A novel multisolutional clustering and quantization (MCQ) algorithm has been developed that provides a flexible way to preprocess data. It was tested whether it would impact the neural network's performance favorably and whether the employment of the proposed algorithm would enable neural networks to handle missing data. This was assessed by comparing the performance of neural networks using a well-documented data set to predict outcome following liver transplantation. This new approach to data preprocessing leads to a statistically significant improvement in network performance when compared to simple linear scaling.

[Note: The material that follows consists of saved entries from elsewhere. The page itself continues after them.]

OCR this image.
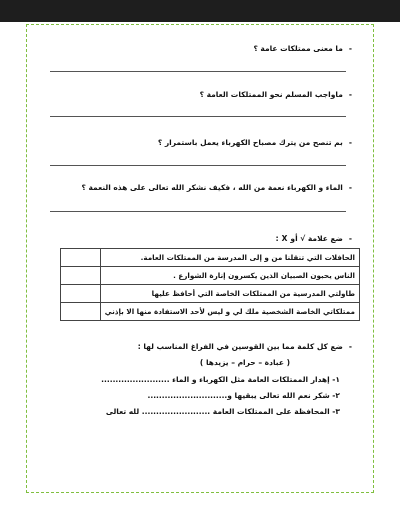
-ما معنى ممتلكات عامة ؟
-ماواجب المسلم نحو الممتلكات العامة ؟
-بم تنصح من يترك مصباح الكهرباء يعمل باستمرار ؟
-الماء و الكهرباء نعمة من الله ، فكيف نشكر الله تعالى على هذه النعمة ؟
-ضع علامة √ أوX:
الحافلات التي تنقلنا من و إلى المدرسة من الممتلكات العامة.	
الناس يحبون الصبيان الذين يكسرون إنارة الشوارع .	
طاولتي المدرسية من الممتلكات الخاصة التي أحافظ عليها	
ممتلكاتي الخاصة الشخصية ملك لي و ليس لأحد الاستفادة منها الا بإذني	
-ضع كل كلمة مما بين القوسين في الفراغ المناسب لها :
( عبادة – حرام – يزيدها )
١- إهدار الممتلكات العامة مثل الكهرباء و الماء ........................
٢- شكر نعم الله تعالى يبقيها و............................
٣- المحافظة على الممتلكات العامة ........................ لله تعالى
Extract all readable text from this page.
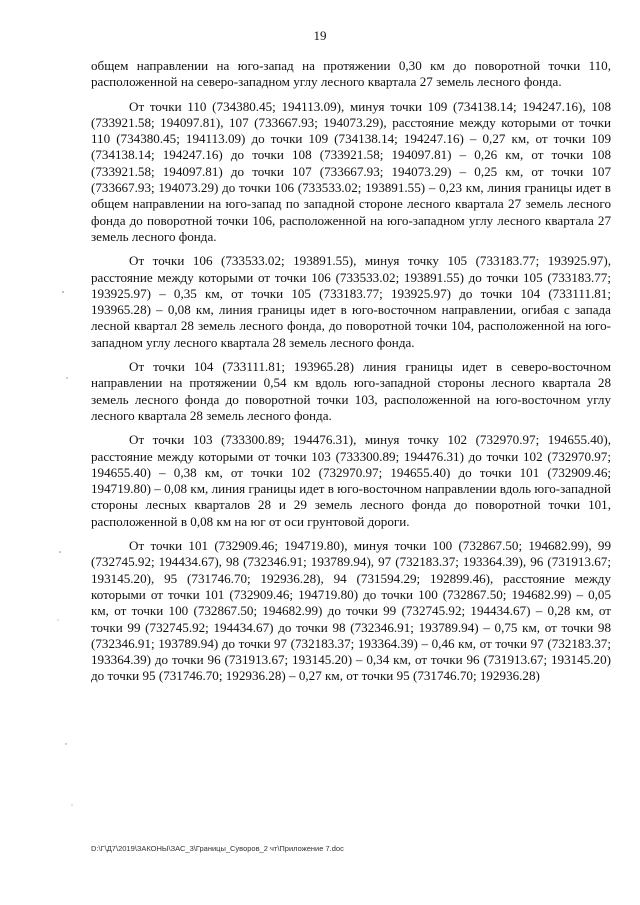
19

общем направлении на юго-запад на протяжении 0,30 км до поворотной точки 110, расположенной на северо-западном углу лесного квартала 27 земель лесного фонда.

От точки 110 (734380.45; 194113.09), минуя точки 109 (734138.14; 194247.16), 108 (733921.58; 194097.81), 107 (733667.93; 194073.29), расстояние между которыми от точки 110 (734380.45; 194113.09) до точки 109 (734138.14; 194247.16) – 0,27 км, от точки 109 (734138.14; 194247.16) до точки 108 (733921.58; 194097.81) – 0,26 км, от точки 108 (733921.58; 194097.81) до точки 107 (733667.93; 194073.29) – 0,25 км, от точки 107 (733667.93; 194073.29) до точки 106 (733533.02; 193891.55) – 0,23 км, линия границы идет в общем направлении на юго-запад по западной стороне лесного квартала 27 земель лесного фонда до поворотной точки 106, расположенной на юго-западном углу лесного квартала 27 земель лесного фонда.

От точки 106 (733533.02; 193891.55), минуя точку 105 (733183.77; 193925.97), расстояние между которыми от точки 106 (733533.02; 193891.55) до точки 105 (733183.77; 193925.97) – 0,35 км, от точки 105 (733183.77; 193925.97) до точки 104 (733111.81; 193965.28) – 0,08 км, линия границы идет в юго-восточном направлении, огибая с запада лесной квартал 28 земель лесного фонда, до поворотной точки 104, расположенной на юго-западном углу лесного квартала 28 земель лесного фонда.

От точки 104 (733111.81; 193965.28) линия границы идет в северо-восточном направлении на протяжении 0,54 км вдоль юго-западной стороны лесного квартала 28 земель лесного фонда до поворотной точки 103, расположенной на юго-восточном углу лесного квартала 28 земель лесного фонда.

От точки 103 (733300.89; 194476.31), минуя точку 102 (732970.97; 194655.40), расстояние между которыми от точки 103 (733300.89; 194476.31) до точки 102 (732970.97; 194655.40) – 0,38 км, от точки 102 (732970.97; 194655.40) до точки 101 (732909.46; 194719.80) – 0,08 км, линия границы идет в юго-восточном направлении вдоль юго-западной стороны лесных кварталов 28 и 29 земель лесного фонда до поворотной точки 101, расположенной в 0,08 км на юг от оси грунтовой дороги.

От точки 101 (732909.46; 194719.80), минуя точки 100 (732867.50; 194682.99), 99 (732745.92; 194434.67), 98 (732346.91; 193789.94), 97 (732183.37; 193364.39), 96 (731913.67; 193145.20), 95 (731746.70; 192936.28), 94 (731594.29; 192899.46), расстояние между которыми от точки 101 (732909.46; 194719.80) до точки 100 (732867.50; 194682.99) – 0,05 км, от точки 100 (732867.50; 194682.99) до точки 99 (732745.92; 194434.67) – 0,28 км, от точки 99 (732745.92; 194434.67) до точки 98 (732346.91; 193789.94) – 0,75 км, от точки 98 (732346.91; 193789.94) до точки 97 (732183.37; 193364.39) – 0,46 км, от точки 97 (732183.37; 193364.39) до точки 96 (731913.67; 193145.20) – 0,34 км, от точки 96 (731913.67; 193145.20) до точки 95 (731746.70; 192936.28) – 0,27 км, от точки 95 (731746.70; 192936.28)

D:\Г\Д7\2019\ЗАКОНЫ\ЗАС_3\Границы_Суворов_2 чт\Приложение 7.doc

The obtained results also showed that coding missing data as zeroes in combination with the MCQ algorithm, leads to a significant improvement in neural network performance on a data set containing missing values in 59.4% of cases when compared to replacement of missing values with either series means or medians.
一种新颖的多解聚类与量化(MCQ)算法已被开发出来,它提供了一种灵活的数据预处理方式。测试了该算法是否会对神经网络的性能产生有利影响,以及采用该算法是否能使神经网络处理缺失数据。通过比较使用一个记录完备的数据集来预测肝移植后结果的神经网络的性能来进行评估。与简单的线性缩放相比,这种新的数据预处理方法在网络性能上带来了具有统计学意义的显著提升。所得结果还表明,将缺失数据编码为零并结合MCQ算法,与用序列均值或中位数替换缺失值相比,在一个59.4%的案例中包含缺失值的数据集上,能显著提高神经网络的性能。